A secondary analysis of a recent clinical trial that changed the standard of care for men with recurring prostate cancer finds long-term hormone therapy does more harm than good for many men and calls for rethinking treatment guidelines based on a patient's post-operative prostate-specific antigen (PSA) level. Findings were presented at the 61st Annual Meeting of the American Society for Radiation Oncology (ASTRO).
The study reanalyzed data from NRG Oncology/RTOG 9601, a randomized, phase III clinical trial initially reported in 2017 that found adding two years of anti-androgen therapy to post-surgical radiation treatment for men with recurring prostate cancer increased their long-term overall survival rate. That study led to the recommendation that men with recurrent prostate cancer be treated with both radiation and long-term hormone therapy after surgery. However, a secondary analysis of this data, splitting patients into those with high and low PSA levels, has found that men with low PSAs after prostate surgery gained no overall survival benefit from long-term hormone therapy and greatly increased their risk of dying from other causes.
What we showed for the first time is that a patient's PSA level is a predictive biomarker. That is, you can use a patient's PSA to better select which men should receive hormone therapy, and to predict who will benefit and who will not benefit from this treatment, and who may actually be harmed by it. We found that the lower the PSA, the more harm the patient experienced. The higher the PSA, the more likely the patient was to benefit from hormone therapy because it decreased their chances of dying from prostate cancer and resulted in improved overall survival rates."
Daniel Spratt, MD, Laurie Snow Research Professor of Radiation Oncology and Chair of the Genitourinary Clinical Research Program at University of Michigan Rogel Cancer Center
Dr. Spratt and his team re-examined data for 760 patients treated between 1998 and 2003 at more than 100 centers across North America whose cancer returned following surgical removal of the prostate. In the original study, patients were randomized to either post-surgical radiation therapy plus a nonsteroidal anti-androgen (bicalutamide 150 mg/day) or placebo for two years, and overall survival rates were compared. In this secondary analysis, researchers first divided patients into two groups based upon their PSA levels prior to radiation: those with PSAs greater than 1.5 ng/mL (n=118) and those with PSAs lower than 1.5 ng/mL (n=642), which was a stratification factor on the trial. As in the original study, they found a significant improvement in overall survival rates for patients whose PSA was higher than 1.5 ng/mL (HR 0.45 [0.25-0.81]). However, there was no overall survival benefit for men with PSA levels lower than 1.5 ng/mL (HR 0.87 [0.66-1.16]).
Dr. Spratt said he wanted to re-examine what happened to patients with lower PSA levels in light of changes over the past two decades in how recurrent prostate cancer is treated. At the time the RTOG 9601 trial was enrolling patients, he said, it was standard to allow PSA to rise to high levels following radical prostatectomies before initiating radiation therapy, but that's no longer the case. "The current standard is that, after surgery, if the PSA becomes detectable at very low levels - the lower the better - we recommend giving radiation," he said.
The researchers therefore further analyzed data for a subset of patients with PSA levels less than or equal to 0.6 ng/mL (n=389), closer to today's standard for post-surgical radiation treatment, and found that this group was twice as likely to die from causes other than cancer when hormone therapy was added, with the greatest risk of death (sHR 4.14 [1.57-10.89]) for those with the lowest PSA levels (0.2-0.3 ng/mL, n=148). This subset of patients was also between three and four times more likely to experience a combination of severe cardiac events and neurological problems (OR 3.57 [1.09-15.97], p=0.05).

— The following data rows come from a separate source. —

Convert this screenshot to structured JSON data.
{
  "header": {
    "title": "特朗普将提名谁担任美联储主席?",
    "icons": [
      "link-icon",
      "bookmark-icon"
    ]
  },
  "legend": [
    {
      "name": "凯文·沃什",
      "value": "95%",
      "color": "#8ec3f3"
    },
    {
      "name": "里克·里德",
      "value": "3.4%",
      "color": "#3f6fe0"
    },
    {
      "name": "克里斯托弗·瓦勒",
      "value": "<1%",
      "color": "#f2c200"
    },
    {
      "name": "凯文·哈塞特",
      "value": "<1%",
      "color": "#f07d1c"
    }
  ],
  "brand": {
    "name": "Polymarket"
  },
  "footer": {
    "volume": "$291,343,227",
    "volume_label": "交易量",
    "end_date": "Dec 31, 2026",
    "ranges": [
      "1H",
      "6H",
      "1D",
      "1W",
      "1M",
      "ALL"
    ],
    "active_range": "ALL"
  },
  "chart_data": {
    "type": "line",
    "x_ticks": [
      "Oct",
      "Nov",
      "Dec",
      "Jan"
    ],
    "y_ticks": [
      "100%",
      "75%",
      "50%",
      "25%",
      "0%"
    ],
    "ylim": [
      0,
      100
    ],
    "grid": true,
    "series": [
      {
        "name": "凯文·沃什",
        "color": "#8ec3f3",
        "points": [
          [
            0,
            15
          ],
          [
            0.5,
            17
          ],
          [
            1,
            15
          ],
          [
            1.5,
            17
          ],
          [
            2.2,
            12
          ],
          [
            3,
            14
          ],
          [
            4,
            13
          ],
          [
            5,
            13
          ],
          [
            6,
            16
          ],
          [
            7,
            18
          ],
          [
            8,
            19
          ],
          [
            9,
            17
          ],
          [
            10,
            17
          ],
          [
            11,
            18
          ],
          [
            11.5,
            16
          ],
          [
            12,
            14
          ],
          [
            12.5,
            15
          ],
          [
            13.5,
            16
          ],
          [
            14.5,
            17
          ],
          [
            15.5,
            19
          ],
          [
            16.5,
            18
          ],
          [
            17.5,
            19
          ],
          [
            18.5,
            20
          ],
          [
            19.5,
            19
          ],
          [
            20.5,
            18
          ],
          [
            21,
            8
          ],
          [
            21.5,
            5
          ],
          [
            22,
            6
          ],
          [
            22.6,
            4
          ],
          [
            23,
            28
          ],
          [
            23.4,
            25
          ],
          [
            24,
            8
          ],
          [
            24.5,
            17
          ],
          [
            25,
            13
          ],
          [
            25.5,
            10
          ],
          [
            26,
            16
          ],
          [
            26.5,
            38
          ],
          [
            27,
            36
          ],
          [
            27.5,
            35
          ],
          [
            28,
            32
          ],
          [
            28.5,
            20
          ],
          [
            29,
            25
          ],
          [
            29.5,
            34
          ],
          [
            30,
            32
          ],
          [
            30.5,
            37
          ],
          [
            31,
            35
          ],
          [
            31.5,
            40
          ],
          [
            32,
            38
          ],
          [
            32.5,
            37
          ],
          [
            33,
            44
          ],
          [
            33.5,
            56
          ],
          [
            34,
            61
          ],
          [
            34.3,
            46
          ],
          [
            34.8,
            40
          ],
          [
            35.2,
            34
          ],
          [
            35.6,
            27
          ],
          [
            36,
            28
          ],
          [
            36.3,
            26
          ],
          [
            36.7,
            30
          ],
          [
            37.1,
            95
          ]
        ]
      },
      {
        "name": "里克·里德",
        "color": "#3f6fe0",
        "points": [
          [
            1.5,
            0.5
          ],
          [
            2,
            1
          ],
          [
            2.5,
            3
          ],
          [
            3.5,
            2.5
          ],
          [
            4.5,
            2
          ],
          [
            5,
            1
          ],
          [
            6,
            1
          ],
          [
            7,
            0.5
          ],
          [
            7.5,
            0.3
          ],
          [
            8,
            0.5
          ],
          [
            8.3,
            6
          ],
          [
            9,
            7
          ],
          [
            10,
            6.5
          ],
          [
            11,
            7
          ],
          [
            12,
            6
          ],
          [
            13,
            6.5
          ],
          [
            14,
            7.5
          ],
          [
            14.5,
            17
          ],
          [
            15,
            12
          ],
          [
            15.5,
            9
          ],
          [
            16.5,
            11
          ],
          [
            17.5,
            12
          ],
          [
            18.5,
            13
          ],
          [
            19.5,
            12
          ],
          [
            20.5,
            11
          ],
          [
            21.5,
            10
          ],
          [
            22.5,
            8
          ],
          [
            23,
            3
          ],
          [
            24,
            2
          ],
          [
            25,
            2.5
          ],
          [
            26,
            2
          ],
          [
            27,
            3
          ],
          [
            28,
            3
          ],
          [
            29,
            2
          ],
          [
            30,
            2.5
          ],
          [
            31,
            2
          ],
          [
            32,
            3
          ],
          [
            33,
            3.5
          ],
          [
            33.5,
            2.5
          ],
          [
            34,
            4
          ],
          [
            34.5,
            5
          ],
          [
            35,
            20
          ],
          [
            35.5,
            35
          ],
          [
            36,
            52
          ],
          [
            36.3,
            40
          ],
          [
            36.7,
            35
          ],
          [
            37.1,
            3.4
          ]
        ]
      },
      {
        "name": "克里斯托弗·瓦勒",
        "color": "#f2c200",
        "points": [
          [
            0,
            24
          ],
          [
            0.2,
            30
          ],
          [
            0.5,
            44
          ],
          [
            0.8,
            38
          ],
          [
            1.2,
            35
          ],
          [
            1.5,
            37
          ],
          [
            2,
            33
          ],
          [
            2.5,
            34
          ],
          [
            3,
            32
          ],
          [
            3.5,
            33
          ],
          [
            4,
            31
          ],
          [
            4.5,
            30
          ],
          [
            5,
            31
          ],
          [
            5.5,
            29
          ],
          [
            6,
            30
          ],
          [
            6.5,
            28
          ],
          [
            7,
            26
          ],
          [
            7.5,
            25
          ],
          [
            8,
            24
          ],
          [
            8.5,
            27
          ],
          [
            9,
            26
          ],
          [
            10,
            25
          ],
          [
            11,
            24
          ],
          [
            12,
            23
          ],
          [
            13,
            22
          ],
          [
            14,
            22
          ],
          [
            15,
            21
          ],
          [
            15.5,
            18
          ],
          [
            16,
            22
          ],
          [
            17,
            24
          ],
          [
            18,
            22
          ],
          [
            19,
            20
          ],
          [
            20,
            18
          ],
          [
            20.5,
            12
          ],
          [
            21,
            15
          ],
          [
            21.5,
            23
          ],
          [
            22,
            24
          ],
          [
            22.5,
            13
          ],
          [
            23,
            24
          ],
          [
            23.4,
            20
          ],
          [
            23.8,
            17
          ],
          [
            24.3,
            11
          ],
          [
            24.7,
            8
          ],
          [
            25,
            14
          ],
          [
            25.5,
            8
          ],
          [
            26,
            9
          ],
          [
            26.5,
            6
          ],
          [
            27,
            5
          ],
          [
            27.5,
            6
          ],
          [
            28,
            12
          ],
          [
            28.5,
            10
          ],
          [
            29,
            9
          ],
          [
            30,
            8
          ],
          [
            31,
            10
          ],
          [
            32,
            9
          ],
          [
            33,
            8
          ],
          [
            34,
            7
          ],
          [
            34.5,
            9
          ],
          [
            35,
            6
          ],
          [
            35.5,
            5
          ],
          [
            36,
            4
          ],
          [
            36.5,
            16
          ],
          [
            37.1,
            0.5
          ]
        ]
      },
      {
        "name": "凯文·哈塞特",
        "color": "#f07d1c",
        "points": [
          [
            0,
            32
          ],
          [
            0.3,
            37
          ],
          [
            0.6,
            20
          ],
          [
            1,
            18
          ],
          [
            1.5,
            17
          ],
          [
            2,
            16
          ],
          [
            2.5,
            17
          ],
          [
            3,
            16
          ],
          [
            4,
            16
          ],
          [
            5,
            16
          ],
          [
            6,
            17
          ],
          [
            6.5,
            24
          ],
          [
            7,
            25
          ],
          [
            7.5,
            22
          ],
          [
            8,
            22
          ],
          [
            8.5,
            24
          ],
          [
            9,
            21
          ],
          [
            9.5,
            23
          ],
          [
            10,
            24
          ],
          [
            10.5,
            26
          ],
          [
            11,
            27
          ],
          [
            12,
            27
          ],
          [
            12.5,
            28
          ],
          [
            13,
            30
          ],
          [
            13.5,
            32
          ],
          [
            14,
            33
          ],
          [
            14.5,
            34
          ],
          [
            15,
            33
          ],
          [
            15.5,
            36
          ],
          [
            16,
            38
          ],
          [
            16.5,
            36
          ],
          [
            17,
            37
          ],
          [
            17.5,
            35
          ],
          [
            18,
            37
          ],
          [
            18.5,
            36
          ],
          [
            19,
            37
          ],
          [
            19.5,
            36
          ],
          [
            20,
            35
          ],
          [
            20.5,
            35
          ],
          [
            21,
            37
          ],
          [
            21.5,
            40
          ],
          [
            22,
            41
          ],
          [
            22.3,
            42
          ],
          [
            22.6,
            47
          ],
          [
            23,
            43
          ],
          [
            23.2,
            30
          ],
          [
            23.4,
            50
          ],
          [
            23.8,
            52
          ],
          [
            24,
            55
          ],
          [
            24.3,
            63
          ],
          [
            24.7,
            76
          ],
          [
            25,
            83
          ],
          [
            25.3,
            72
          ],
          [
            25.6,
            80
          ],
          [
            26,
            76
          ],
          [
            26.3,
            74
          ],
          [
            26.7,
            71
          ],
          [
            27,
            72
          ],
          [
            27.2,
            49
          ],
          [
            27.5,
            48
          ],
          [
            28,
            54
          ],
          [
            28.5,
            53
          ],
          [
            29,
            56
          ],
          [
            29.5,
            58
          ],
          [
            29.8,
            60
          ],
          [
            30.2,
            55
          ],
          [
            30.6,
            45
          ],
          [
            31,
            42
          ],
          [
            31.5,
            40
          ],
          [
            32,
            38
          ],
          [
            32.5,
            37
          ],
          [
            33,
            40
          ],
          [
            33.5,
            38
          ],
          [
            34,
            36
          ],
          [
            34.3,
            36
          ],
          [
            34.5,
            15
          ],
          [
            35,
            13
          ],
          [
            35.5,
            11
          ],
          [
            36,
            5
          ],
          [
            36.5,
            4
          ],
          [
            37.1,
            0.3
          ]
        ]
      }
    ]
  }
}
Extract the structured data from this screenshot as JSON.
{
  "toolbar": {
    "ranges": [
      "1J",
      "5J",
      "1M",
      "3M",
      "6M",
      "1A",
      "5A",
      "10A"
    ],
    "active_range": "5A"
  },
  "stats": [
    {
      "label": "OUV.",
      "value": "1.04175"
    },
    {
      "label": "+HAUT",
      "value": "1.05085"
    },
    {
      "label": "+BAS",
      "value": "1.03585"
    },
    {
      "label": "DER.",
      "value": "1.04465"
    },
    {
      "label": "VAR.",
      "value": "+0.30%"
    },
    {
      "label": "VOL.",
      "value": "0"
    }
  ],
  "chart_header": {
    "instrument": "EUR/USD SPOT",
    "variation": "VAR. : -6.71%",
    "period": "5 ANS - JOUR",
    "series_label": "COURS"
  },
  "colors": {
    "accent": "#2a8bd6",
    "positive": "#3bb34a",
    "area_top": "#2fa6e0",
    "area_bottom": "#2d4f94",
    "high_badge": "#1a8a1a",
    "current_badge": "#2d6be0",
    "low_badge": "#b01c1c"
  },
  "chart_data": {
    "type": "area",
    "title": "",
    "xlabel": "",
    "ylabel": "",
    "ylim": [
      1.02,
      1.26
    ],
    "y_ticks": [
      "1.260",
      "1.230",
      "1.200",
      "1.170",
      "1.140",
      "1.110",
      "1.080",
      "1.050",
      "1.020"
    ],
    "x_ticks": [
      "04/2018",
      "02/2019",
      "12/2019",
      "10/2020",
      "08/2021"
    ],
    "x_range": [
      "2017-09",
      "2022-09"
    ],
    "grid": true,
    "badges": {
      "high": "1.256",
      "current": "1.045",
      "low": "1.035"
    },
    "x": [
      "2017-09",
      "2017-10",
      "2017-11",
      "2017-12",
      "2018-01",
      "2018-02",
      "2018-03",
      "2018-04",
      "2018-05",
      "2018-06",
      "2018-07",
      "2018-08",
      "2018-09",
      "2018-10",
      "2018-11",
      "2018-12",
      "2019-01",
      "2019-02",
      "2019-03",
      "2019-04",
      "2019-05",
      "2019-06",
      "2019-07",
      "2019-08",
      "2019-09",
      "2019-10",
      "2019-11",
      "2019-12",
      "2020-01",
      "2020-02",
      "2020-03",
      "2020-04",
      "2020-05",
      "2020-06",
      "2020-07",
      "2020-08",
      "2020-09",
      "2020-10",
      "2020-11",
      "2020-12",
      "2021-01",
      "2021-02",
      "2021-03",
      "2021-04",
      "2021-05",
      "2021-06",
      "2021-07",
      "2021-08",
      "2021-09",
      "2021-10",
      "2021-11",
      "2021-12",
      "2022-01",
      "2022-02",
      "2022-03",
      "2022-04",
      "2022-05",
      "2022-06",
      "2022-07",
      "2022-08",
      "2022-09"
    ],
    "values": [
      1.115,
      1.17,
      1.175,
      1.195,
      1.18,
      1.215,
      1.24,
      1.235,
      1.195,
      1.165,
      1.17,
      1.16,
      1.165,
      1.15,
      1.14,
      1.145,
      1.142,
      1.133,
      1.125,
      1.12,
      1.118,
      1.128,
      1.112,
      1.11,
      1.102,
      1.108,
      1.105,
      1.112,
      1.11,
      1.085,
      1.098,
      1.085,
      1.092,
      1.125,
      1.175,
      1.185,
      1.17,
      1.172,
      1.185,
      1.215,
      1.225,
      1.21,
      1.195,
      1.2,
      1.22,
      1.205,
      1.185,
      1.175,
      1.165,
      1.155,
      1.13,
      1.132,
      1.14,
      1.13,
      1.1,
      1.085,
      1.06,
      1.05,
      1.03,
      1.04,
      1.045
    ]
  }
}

"We went into this study expecting that men with low PSAs probably would derive minimal benefit from hormone therapy, but we were surprised at the magnitude of harm that these patients experienced," said Dr. Spratt. "A lot of these side effects have been reported over the past few decades but demonstrating this in a clinical trial to this extent has not been done before."
Based on these findings, Dr. Spratt said he believes clinical guidelines for treating men with recurrent prostate cancer should be reconsidered. "For post-operative patients with low PSAs," he said, "they do very well with just radiation therapy after surgery. They actually have very good long-term outcomes."
"Patients with high PSAs, over 1.5 ng/mL, should continue to receive long-term hormone therapy in addition to radiation," he said. "It improves their survival substantially. But for patients with PSAs below 0.6 ng/mL who receive post-operative radiation therapy, there needs to be a real discussion about the fact that hormone therapy has not been shown to help these men live longer. Our study shows that long-term hormone therapy could actually hurt their survival and cause them other problems. A lot of shared decision-making is needed before recommending hormone therapy to all men with low PSAs."
Dr. Spratt and his colleagues are currently enrolling post-operative patients with prostate cancer in another study that will delve deeper into who might benefit from hormone therapy and who might not, based on genetic testing of their tumors (BALANCE trial/NRG GU-006).